The primary benefit of Lake Databases is the interoperability between the different compute engines (Spark and SQL). For example, you don't need to duplicate tables of data if you have created a database in Spark and want to be able to query that same data via T-SQL in SQL Serverless. Similarly with Synapse Link for Dataverse - you don't need to manually export the Dataverse data and manually create a new SQL Serverless database in Synapse just to be able to query that data.
If you want to query the data using SQL Serverless, you can do that (and performance characteristics will be largely identical to the equivalent query in a normal SQL Serverless database). If you want to query the data using Spark code, you can do that too, and the Spark engine will be used.

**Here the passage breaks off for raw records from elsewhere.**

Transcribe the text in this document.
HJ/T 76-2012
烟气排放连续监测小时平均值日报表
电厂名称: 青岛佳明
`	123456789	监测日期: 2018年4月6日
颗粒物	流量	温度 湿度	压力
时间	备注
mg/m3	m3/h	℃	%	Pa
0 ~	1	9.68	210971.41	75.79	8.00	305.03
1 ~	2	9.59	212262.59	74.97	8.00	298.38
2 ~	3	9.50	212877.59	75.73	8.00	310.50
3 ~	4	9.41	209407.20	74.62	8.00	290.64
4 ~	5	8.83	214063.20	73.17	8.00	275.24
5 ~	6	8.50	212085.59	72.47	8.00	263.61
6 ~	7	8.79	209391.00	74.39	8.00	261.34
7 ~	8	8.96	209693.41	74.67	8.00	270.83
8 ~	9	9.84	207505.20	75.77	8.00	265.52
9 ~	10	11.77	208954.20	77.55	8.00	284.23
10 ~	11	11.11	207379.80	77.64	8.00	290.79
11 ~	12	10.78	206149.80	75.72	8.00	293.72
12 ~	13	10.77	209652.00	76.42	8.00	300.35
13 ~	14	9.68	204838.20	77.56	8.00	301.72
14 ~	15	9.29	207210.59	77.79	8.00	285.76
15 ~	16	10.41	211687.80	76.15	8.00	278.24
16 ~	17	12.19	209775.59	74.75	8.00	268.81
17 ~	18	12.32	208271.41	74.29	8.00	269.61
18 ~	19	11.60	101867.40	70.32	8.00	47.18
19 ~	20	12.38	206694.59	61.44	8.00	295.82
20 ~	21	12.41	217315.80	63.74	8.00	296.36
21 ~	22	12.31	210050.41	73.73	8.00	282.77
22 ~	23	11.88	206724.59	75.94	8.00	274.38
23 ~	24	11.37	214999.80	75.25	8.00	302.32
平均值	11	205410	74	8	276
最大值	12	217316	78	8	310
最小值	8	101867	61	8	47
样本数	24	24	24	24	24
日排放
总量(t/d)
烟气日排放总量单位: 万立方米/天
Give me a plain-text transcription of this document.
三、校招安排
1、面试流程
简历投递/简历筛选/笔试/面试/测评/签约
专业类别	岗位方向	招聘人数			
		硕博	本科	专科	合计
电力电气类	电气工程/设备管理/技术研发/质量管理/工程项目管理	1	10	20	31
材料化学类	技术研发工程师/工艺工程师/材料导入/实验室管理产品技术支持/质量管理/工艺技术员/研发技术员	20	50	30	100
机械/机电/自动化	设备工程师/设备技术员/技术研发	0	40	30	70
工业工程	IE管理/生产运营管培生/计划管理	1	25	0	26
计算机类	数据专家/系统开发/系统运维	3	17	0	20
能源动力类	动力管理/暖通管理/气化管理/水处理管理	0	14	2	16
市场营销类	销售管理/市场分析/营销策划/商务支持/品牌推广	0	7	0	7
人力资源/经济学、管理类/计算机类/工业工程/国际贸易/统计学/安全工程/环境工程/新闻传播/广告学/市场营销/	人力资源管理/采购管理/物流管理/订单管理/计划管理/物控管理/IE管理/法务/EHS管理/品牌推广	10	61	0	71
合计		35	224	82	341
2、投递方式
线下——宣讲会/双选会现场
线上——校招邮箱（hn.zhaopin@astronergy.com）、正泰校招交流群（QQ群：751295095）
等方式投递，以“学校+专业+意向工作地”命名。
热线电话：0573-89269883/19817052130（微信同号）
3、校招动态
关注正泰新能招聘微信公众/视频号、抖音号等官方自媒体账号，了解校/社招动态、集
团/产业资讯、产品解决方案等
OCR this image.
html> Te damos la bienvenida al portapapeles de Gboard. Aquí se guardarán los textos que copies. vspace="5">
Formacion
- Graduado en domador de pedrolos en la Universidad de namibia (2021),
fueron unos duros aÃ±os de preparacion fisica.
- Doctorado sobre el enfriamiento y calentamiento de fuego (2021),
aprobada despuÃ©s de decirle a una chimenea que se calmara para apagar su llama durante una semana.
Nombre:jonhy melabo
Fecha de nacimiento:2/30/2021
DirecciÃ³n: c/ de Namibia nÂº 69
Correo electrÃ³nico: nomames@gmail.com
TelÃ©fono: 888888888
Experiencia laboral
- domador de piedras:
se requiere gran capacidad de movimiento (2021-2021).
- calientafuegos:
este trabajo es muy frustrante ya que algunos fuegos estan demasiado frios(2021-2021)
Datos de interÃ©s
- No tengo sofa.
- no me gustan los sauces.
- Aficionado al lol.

To be clear, here are the main scenarios where Lake Databases are a good fit:
- You want to easily query tables of data from both the SQL engine and the Spark engine
- You want to utilize the clicky-clicky-draggy-droppy Database Templates designer to generate a "database" structure over files in your lake
- Note - you can now point Database Templates at existing files in your lake and have it create a table definition from those files.
- You want to easily query your Dataverse data
Otherwise, you should just use a normal SQL Serverless database, with its much more rich feature set.*
*It's worth noting that the number of SQL Serverless databases you can provision is currently limited to 20. In contrast, the number of Lake Databases you can have is unlimited.
Limitations/considerations of Lake Databases in Azure Synapse Analytics
- It is a one-way sync. That is, you can't modify tables of data via T-SQL (within SQL Serverless) and have the changes sync back to the underlying source (be it Spark/Dataverse/Database Templates).
- Lake Databases have a more limited feature set than SQL Serverless databases (e.g. can't create custom
EXTERNAL DATA SOURCEs directly in the replicated DB)
- The only supported query authentication mechanism is Azure Active Directory (AAD). This can be an App/User/Group. You can't currently override this to use a SAS token/Client ID + Secret, for example.
- Therefore, as ever, the users would need to have necessary permissions to the underlying files in the data lake
Lake Databases - easy sharing of data across platforms and compute engines
Lake Databases in Azure Synapse Analytics are just great. If you're starting on a new Synapse Analytics project, chances are you can benefit from Lake Databases. Whether you need to analyze business data from Dataverse, share your Spark tables of data with SQL Serverless, or use Database Templates to visually design and define your standardized/semantic analytical data model, there's a use-case for you.